Konsep Istiqomah menurut Syekh Ibnu Qoyyim Al-Jauzy dalam kitab Madarijus Salikin.
Allah befirman,
"Sesungguhnya orang-orang yang mengatakan, 'Rabb kami adalah Allah',
kemudian mereka istiqamah (meneguhkan pendirian mereka), maka malaikatakan
turun kepada mereka (dengan mengatakan), Janganlah kalian merasa takut dan
janganlah kalian merasa sedih, dan bergembiralah kalian dengan (memperoleh)
surga yang telah dijanji-kan Allah kepada kalian'." (Fushshilat: 30).
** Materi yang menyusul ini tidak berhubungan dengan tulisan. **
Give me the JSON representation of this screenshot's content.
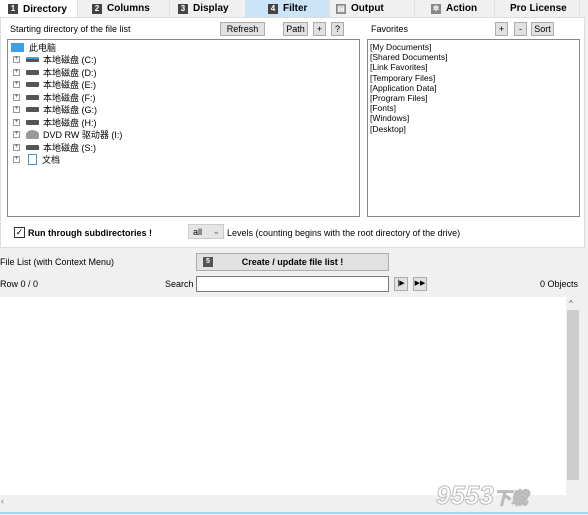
{
  "tabs": [
    {
      "num": "1",
      "label": "Directory",
      "active": true
    },
    {
      "num": "2",
      "label": "Columns"
    },
    {
      "num": "3",
      "label": "Display"
    },
    {
      "num": "4",
      "label": "Filter",
      "highlighted": true
    },
    {
      "num": "",
      "label": "Output",
      "icon": "document-icon"
    },
    {
      "num": "",
      "label": "Action",
      "icon": "gear-icon"
    },
    {
      "num": "",
      "label": "Pro License"
    }
  ],
  "directory": {
    "label": "Starting directory of the file list",
    "refresh": "Refresh",
    "path": "Path",
    "plus": "+",
    "help": "?",
    "tree": [
      {
        "label": "此电脑",
        "icon": "computer-icon",
        "root": true
      },
      {
        "label": "本地磁盘 (C:)",
        "icon": "system-drive-icon"
      },
      {
        "label": "本地磁盘 (D:)",
        "icon": "drive-icon"
      },
      {
        "label": "本地磁盘 (E:)",
        "icon": "drive-icon"
      },
      {
        "label": "本地磁盘 (F:)",
        "icon": "drive-icon"
      },
      {
        "label": "本地磁盘 (G:)",
        "icon": "drive-icon"
      },
      {
        "label": "本地磁盘 (H:)",
        "icon": "drive-icon"
      },
      {
        "label": "DVD RW 驱动器 (I:)",
        "icon": "dvd-drive-icon"
      },
      {
        "label": "本地磁盘 (S:)",
        "icon": "drive-icon"
      },
      {
        "label": "文档",
        "icon": "documents-folder-icon"
      }
    ]
  },
  "favorites": {
    "label": "Favorites",
    "plus": "+",
    "minus": "-",
    "sort": "Sort",
    "items": [
      "[My Documents]",
      "[Shared Documents]",
      "[Link Favorites]",
      "[Temporary Files]",
      "[Application Data]",
      "[Program Files]",
      "[Fonts]",
      "[Windows]",
      "[Desktop]"
    ]
  },
  "options": {
    "run_sub": "Run through subdirectories !",
    "run_sub_checked": true,
    "levels_value": "all",
    "levels_text": "Levels  (counting begins with the root directory of the drive)"
  },
  "filelist": {
    "label": "File List (with Context Menu)",
    "create_num": "5",
    "create": "Create / update file list !",
    "row": "Row 0 / 0",
    "search_label": "Search",
    "search_value": "",
    "objects": "0 Objects"
  },
  "watermark": "9553下载"
}
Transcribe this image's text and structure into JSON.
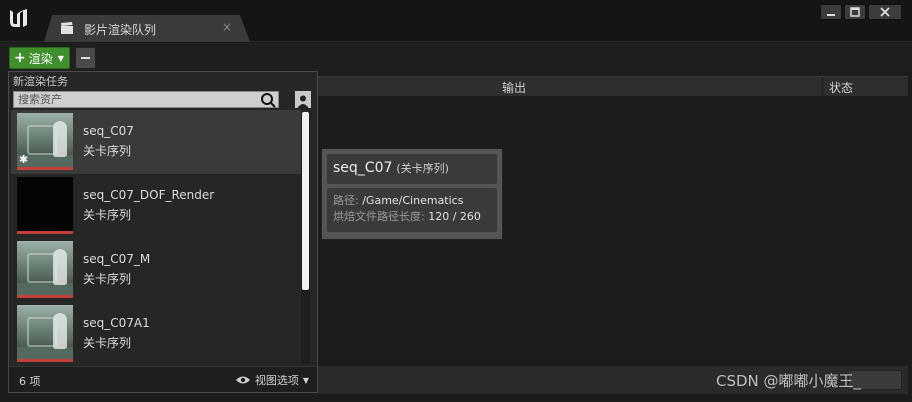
{
  "window": {
    "tab_title": "影片渲染队列",
    "tab_close": "×"
  },
  "toolbar": {
    "render_label": "渲染",
    "plus": "+"
  },
  "columns": {
    "output": "输出",
    "status": "状态"
  },
  "dropdown": {
    "title": "新渲染任务",
    "search_placeholder": "搜索资产",
    "items": [
      {
        "name": "seq_C07",
        "type": "关卡序列"
      },
      {
        "name": "seq_C07_DOF_Render",
        "type": "关卡序列"
      },
      {
        "name": "seq_C07_M",
        "type": "关卡序列"
      },
      {
        "name": "seq_C07A1",
        "type": "关卡序列"
      }
    ],
    "count": "6 项",
    "view_options": "视图选项"
  },
  "tooltip": {
    "name": "seq_C07",
    "type": "(关卡序列)",
    "path_label": "路径:",
    "path_value": "/Game/Cinematics",
    "length_label": "烘焙文件路径长度:",
    "length_value": "120 / 260"
  },
  "watermark": "CSDN @嘟嘟小魔王_",
  "colors": {
    "render_green": "#3f8f2d",
    "thumb_bar_red": "#c43e3e"
  },
  "icons": [
    "unreal-logo-icon",
    "clapperboard-icon",
    "minimize-icon",
    "maximize-icon",
    "close-icon",
    "search-icon",
    "person-icon",
    "eye-icon"
  ]
}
"Sesungguhnya orang-orang yang mengatakan, 'Rabb kami ialah Allah',
kemudian mereka tetap istiqamah, maka tidak ada kekhawatiran terhadap mereka
dan mereka tiada (pula) berduka cita. Mereka itulah penghuni-penghuni surga,
mereka kekal di dalamnya, sebagai balasan atas apa yang telah mereka
kerjakan." (Al-Ahqaf: 13-14).
Allah befirman,
"Maka tetaplah istiqamah kamu sebagaimana yang
diperintahkan kepadamu dan (juga) orang yang telah taubat beserta kamu dan
janganlah kamu melampaui batas. Sesungguhnya Dia Maha Melihat apa yang kalian
kerjakan." (Hud: 112).
Allah telah menjelaskan bahwa istiqamah merupakan
kebalikan dari sikap yang melampaui batas. Abu Bakar Ash-Shiddiq, orang yang
paling lurus dan jujur serta yang paling istiqamah dalam umat ini pernah
dita-nya tentang makna istiqamah. Maka dia menjawab, "Artinya, janganlah engkau
menyekutukan sesuatu pun dengan Allah." Maksudnya, istiqamah adalah berada
dalam tauhid yang murni.
Umar bin Al-Khaththab juga berkata, "Istiqamah
artinya engkau teguh hati pada perintah dan larangan dan tidak menyimpang
seperti jalannya rubah."
Utsman bin Affan berkata, "Istiqamah artinya amal
yang ikhlas karena Allah."
Ali bin Abu Thalib dan Ibnu Abbas berkata, "Istiqamah
artinya melaksanakan kewajiban-kewajiban."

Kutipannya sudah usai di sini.